I Hate Vanilla

I HATE VANILLA
Short story by Andika Hilman


Haeju found her date on Tinder.

Baginya cowok ini menarik. Dia tidak pernah bertemu orang yang senyambung ini sama dia. Mereka berdua ngobrol banyak melalui aplikasi 'cari jodoh' tersebut. Haeju sangat terbuka nge-chat dengannya. Dia merasa cowok ini bisa menerima betapa aneh dan cerewetnya dia. "Seru!" begitu menurut Haeju. Dia merasa sangat nyaman untuk ngobrol dengannya.

"I wish I can meet you..."

...kata cowok itu suatu hari.
"Ya boleh aja sih..." jawab Haeju, tentunya. Dia sangat terbuka dengan ide bertemu dengan teman baru misteriusnya ini. "Tapi aku bukan cewek cantik ya... Jangan kecewa," katanya harap-harap cemas, berharap bahwa hal tersebut bukanlah masalah besar bagi sang cowok.
"Tenang saja," balasnya, "Kamu juga, jangan berekspektasi terlalu tinggi padaku ya..." Haeju membaca balasan tersebut kata demi kata. Mencoba merasionalkan apa yang sebenarnya sedang terjadi. Sayangnya, semua itu hanyut dalam perasaannya yang campur aduk. Dia lagi senang! Hanya itu yang dia tahu saat ini. Dia akan bertemu cowok misterius yang telah mengisi hari-harinya belakangan ini. Baginya, hanya itu yang penting.
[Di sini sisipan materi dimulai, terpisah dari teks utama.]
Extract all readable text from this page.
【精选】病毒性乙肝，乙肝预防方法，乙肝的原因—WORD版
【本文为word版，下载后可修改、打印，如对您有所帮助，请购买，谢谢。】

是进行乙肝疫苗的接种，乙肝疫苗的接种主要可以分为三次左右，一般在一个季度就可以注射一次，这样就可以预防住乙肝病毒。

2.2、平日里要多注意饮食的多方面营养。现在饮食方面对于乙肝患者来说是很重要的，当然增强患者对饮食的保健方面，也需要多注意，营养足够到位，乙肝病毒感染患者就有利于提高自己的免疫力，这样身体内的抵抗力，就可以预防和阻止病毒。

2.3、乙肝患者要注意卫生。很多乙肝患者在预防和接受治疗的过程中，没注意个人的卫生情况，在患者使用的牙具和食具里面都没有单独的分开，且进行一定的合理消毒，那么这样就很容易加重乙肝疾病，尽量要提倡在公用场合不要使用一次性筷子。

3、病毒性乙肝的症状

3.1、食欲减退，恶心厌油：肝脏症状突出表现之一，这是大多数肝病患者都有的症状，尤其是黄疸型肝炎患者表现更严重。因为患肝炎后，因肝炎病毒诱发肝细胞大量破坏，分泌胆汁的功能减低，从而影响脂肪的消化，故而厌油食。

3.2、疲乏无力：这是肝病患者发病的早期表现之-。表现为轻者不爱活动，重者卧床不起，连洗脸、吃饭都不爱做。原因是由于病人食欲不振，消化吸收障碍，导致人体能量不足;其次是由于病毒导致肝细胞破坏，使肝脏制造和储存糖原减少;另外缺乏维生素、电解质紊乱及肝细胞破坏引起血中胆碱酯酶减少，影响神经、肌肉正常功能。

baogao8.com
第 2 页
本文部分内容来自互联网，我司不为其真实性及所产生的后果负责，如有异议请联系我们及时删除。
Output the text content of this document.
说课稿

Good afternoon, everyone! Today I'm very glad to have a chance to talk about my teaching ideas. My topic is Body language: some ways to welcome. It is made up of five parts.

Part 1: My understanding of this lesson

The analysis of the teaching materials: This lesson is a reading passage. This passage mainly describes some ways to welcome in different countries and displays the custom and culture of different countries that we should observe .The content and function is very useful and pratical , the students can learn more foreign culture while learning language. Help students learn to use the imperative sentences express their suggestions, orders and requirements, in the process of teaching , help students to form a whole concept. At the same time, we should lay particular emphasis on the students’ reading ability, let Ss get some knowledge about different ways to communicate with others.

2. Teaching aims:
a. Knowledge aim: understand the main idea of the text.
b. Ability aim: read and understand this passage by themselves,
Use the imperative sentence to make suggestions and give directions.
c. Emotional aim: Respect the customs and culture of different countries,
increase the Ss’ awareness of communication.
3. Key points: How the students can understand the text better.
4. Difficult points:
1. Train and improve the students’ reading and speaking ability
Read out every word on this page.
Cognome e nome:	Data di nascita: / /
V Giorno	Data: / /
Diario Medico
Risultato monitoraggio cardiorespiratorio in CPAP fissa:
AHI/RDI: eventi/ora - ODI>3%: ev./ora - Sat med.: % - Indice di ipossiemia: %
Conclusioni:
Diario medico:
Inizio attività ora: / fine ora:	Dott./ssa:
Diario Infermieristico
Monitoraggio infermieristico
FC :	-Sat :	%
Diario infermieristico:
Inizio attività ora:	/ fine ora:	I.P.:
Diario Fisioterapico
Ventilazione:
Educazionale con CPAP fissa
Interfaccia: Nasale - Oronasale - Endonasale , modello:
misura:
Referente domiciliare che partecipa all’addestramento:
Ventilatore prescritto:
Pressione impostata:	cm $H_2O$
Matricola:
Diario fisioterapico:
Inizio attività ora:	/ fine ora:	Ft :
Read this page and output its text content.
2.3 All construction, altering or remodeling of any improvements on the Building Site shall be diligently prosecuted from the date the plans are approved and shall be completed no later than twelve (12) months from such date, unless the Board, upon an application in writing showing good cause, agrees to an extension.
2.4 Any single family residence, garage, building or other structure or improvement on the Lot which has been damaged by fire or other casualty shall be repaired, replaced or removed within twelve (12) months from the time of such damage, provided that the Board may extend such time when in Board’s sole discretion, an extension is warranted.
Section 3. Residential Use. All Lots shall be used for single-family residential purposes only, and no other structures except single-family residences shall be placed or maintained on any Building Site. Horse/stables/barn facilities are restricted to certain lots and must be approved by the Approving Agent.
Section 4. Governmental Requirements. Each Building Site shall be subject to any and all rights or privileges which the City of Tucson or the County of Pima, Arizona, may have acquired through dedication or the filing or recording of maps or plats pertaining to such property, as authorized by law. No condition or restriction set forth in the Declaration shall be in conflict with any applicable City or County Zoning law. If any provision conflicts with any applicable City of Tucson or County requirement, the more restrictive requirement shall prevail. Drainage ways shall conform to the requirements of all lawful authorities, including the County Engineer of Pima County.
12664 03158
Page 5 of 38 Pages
Sampailah pada hari-H mereka janjian bertemu.
Haeju belum pernah kopi darat dengan seseorang yang dikenalnya melalui internet sebelumnya. Dengan polosnya, ia meminta cowok tersebut untuk menjemputnya. Rumah Haeju tepat berada di gang belakang sebuah gudang tempat ia bekerja, sehingga ia menyuruh sang cowok untuk menunggunya di tempat kerjanya tersebut.
Haeju masih berdandan di rumah ketika cowok tersebut sampai di depan kantornya. Ia sangat malu ketika ia tahu bosnya sempat bertemu dengan sang cowok. Ia menerima telpon bosnya dengan rasa malu.
"Haeju... Ini temanmu sudah menunggu," kata Cece Lina, bosnya.
"Iya, Cece, Haeju ke sana..."

Sesampainya di tempat kerja, Haeju melihat sang anak kedokteran sudah siap dengan motornya. Sesuai kesepakatan yang telah disetujui sebelumnya, si cowok harus ijin ke orang tua Haeju sebelum mengajaknya pergi. Haeju pun mengantar sang cowok dengan canggung ke orang tuanya. Ayahnya, seperti biasa, tidak banyak bicara. Hanya tersenyum ramah, sama seperti yang ia lakukan ke setiap orang baru yang ia temui. Beda dengan ibu yang mengajaknya ngobrol dengan satu sama lain. Kurang lebih ia bertanya latar belakang sang cowok dan di mana dia biasa bekerja. Setelah basa-basi dan, yang sangat membuat Haeju lega, si cowok pamit dengan sangat sopan, mereka berdua pun pergi menuju tempat makan yang telah mereka sepakati bersama. Ia berharap sang cowok dapat menghambil hati ibunya.

Sepanjang perjalanan, Haeju terngiang-ngiang mengenai apa yang ibunya katakan ke cowok tersebut sebelum berangkat. "Jangan pulang malam-malam yaa..." katanya.
"Memangnya apa yang dipikirkan ibu ya? Hihihi..." pikir Haeju dalam hati.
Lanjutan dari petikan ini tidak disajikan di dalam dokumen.